I’m currently a player in a group running the Tomb of Annihilation so character death is never far from my mind. While I’ve yet to lose my cleric, she’s lost plenty of companions to the myriad of monsters and traps. (No surprise there given the reputation of ToA). While some of these deaths were the result of epic encounters, others were…well, lackluster.
The pain of losing a character – one that you have spent hours of your life molding and investing in emotionally – to a laughably bad and anticlimactic death is awful. This is where Abyssal Brew’s supplement The Cycle comes in to make things a little more interesting. Designed to be a replacement for the death system in 5e, The Cycle aims to “[provide] a more cinematic feeling to the possible end of a character’s life”.

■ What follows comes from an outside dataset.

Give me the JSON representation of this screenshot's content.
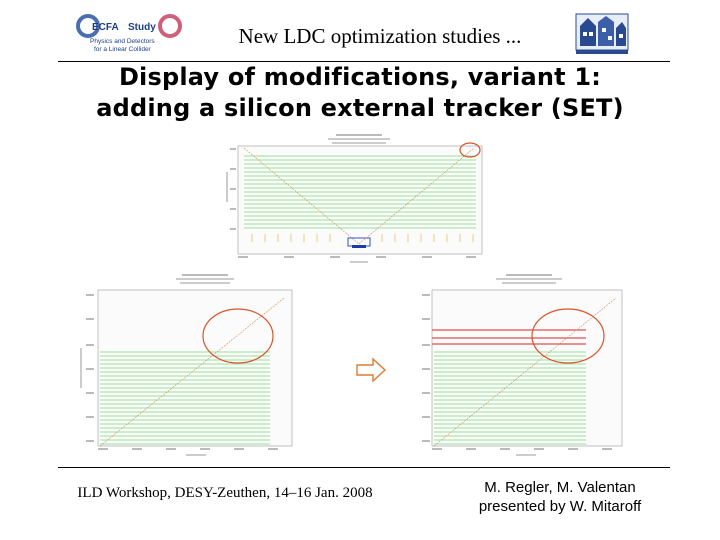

In a nutshell, The Cycle does away with characters falling immediately unconscious when they drop to 0 hit points. Although falling unconscious is an appropriate consequence in many scenarios, in the heat of battle it’s incredibly punishing to fall so abruptly. In The Cycle, when you hit 0 hit points or descend into negative hit points, you’re still up and moving…You just look, feel, and perform worse. It enforces realistic* parameters for your brutalized character:
- Attacks, checks, and saving throws (except for your Cycle saving throws) are made at disadvantage
- Enemies have the advantage on saving throws against your abilities
- Your damage is halved
- Your speed is reduced by 5 feet
*As realistic as a fantasy roleplaying game can be.
Enduring the Cycle
The Cycle requires saving throws that are not so different from vanilla death saving throws. You are required to make 3 successes to exit The Cycle, and 3 failures still mean the end of the journey for your character. However, without revealing too much, failed saving throws within The Cycle system are an interesting roleplay opportunity as you carry the failures with you until the next long rest. Say you barely scrape by in a tough fight and limp away with a failure or two. A character nursing a near-mortal wound at the campfire later that day serves as a wicked reminder of how close they really are to death in pursuit of their respective goals.
The Cycle also introduces a new status called On The Brink that presents an additional opportunity for a roleplay-rich, high-stakes encounter. This status is ‘activated’ when a character is stabilized or brought back to exactly 0 hit points. In this case, a character can never put themselves On The Brink but must rely on another character with a healer’s kit or another method of stabilization. You better hope you’ve been treating your cleric or party healer well because you’ll need them in order to shake off The Cycle.
Final Verdict & Last Word
In case it wasn’t obvious, I’m a DM and a player that values roleplay at the table. I’m also not someone that likes losing other characters or my own to anticlimactic ends. The time between death saving throws is agonizing and the “consciousness yo-yo”, as Matthew puts it, may reduce characters to little more than speed bumps on the battlefield. I don’t think it’s controversial to think player character deaths are difficult, but if your character should die, wouldn’t you want their death to be just as much of an experience as their life? This particular contribution to 5e homebrew content is perfect for any DM interested in boosting roleplay and raising the stakes in combat.
I didn’t want to end this review without mentioning the look of the supplement. The artwork and layout from Fernando and Matthew are stunning and polished. The cinematic mood the system aims for is matched by dark illustrations of a tense showdown and an unfortunate misstep. Definitely one of the prettier brews in a collection.